Hijo eterno por Federico Giovetti

Nada mejor para cortar la mala racha de local que aparezca Racing en el camino. Independiente volvió a sacar 23 partidos de diferencia en el historial. Hijos nuestros morirán…

El segundo tiempo valió un triunfo. Porque fue en esa etapa en donde el Rojo lo justificó. Benítez y Tagliafico, las banderas del clásico. El primero participó en la mayoría de las jugadas de ataque. Junto a Barco conforman una sociedad interesante que cada partido crece. El rival nunca encontró la forma de bloquearlos. El capitán fue pilar en defensa. Insoportable para el contrario, marcó y peleó cada balón como si fuese el último. No descubrimos nada al escribir que es de selección.

También fue importante lo del pibe Bustos. Cada vez más afianzado en el puesto, mostró confianza para ir al frente, llevó peligro al área lejana. Un tractor en el campo. Rigoni apareció otra vez en el momento justo. No tuvo un buen primer tiempo y casi ni había tocado la pelota en el segundo pero mostró su calidad en el tiro libre del gol. Meza hizo una jugada para ver una y otra vez, con caño incluido que los vecinos recordarán por un buen tiempo.

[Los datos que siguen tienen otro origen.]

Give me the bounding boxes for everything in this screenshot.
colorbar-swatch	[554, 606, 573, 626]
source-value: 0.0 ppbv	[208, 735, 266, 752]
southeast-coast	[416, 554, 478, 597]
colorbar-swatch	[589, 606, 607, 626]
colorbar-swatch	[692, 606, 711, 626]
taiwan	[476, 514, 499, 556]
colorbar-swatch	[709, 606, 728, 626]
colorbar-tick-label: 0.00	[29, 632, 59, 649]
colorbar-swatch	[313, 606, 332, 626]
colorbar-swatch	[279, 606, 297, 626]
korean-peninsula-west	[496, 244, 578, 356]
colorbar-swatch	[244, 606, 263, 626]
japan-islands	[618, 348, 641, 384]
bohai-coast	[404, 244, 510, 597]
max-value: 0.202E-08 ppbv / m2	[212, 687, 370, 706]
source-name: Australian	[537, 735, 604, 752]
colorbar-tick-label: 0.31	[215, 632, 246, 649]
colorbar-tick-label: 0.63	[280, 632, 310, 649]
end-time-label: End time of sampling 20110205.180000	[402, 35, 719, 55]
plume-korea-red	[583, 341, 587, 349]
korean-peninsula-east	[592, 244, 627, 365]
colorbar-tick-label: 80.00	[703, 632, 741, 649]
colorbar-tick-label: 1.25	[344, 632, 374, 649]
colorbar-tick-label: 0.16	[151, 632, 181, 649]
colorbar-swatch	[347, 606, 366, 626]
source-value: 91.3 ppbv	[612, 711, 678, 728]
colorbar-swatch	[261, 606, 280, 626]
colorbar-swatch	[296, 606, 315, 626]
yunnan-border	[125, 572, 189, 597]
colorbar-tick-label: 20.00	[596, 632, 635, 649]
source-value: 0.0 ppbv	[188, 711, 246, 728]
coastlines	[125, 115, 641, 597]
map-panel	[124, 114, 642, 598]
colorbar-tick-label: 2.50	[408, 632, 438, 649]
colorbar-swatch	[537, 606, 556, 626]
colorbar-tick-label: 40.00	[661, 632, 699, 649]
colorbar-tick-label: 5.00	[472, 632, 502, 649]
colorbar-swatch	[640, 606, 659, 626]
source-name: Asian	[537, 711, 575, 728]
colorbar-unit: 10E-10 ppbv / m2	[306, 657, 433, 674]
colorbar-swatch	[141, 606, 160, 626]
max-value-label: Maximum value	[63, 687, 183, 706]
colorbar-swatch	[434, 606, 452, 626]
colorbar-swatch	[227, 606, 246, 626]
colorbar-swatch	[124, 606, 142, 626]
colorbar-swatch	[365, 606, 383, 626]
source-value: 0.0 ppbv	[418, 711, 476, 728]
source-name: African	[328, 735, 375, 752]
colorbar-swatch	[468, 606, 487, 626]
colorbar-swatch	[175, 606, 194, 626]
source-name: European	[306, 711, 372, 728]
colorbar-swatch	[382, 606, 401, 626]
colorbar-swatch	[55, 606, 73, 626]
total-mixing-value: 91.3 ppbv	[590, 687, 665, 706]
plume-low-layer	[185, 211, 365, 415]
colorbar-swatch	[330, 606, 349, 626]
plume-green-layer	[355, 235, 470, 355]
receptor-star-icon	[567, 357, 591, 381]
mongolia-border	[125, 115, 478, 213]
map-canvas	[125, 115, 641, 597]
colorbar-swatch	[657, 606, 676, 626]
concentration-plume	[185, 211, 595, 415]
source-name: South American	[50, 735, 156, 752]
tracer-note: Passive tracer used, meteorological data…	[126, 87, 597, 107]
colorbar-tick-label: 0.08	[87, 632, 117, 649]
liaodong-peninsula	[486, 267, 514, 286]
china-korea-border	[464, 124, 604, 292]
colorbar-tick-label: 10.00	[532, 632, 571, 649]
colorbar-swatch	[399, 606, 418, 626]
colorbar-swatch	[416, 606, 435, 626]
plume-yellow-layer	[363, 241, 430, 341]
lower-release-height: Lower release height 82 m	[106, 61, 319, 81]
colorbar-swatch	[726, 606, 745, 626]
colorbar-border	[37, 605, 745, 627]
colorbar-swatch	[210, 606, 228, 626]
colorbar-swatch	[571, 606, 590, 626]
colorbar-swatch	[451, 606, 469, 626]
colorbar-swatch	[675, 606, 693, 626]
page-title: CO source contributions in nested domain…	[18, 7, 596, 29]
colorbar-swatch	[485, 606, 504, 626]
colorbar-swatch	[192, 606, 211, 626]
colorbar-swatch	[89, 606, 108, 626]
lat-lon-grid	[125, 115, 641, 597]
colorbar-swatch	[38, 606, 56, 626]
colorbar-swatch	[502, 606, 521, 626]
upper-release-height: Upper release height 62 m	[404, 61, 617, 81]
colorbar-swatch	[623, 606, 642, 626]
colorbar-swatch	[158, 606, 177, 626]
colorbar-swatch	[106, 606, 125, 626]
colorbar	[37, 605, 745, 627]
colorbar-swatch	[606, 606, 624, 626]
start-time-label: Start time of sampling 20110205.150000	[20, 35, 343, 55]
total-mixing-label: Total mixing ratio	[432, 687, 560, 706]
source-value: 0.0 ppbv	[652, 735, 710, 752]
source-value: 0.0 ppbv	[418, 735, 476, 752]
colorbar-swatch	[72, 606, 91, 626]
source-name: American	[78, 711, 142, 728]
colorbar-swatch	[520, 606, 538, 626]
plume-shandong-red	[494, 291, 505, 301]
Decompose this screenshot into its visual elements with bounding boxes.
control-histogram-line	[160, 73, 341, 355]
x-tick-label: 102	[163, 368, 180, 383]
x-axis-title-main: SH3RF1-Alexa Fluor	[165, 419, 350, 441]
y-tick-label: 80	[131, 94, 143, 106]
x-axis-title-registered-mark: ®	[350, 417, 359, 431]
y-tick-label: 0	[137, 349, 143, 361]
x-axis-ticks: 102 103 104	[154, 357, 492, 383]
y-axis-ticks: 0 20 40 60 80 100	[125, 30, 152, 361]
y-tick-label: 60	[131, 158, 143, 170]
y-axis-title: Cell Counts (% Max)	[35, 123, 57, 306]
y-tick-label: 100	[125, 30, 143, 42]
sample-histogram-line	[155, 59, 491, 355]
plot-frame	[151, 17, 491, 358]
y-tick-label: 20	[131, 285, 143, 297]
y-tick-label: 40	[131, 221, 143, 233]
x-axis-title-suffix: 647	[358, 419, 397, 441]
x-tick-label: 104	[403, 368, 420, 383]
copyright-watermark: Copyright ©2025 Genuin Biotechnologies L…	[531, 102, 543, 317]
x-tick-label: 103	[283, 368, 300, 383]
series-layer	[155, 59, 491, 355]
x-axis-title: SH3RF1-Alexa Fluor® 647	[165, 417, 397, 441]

El punto más flojo fue Nery Dominguez. No quitó y tampoco distribuyó. Su pobre rendimiento fue tapado por el del “Torito” Rodríguez, quien estuvo atento cortando el juego de la visita y para la entrega limpia de la pelota al resto de los mediocampistas.

Cuando venimos de capa caída, nada mejor que un hijo para que nos alegre. En Avellaneda estamos a metros pero en cuanto a historias y éxitos, hay una distancia abismal. Ni hablar en el historial. Que ellos sigan festejando partidos de verano y copas amateurs. Volvió todo a la normalidad…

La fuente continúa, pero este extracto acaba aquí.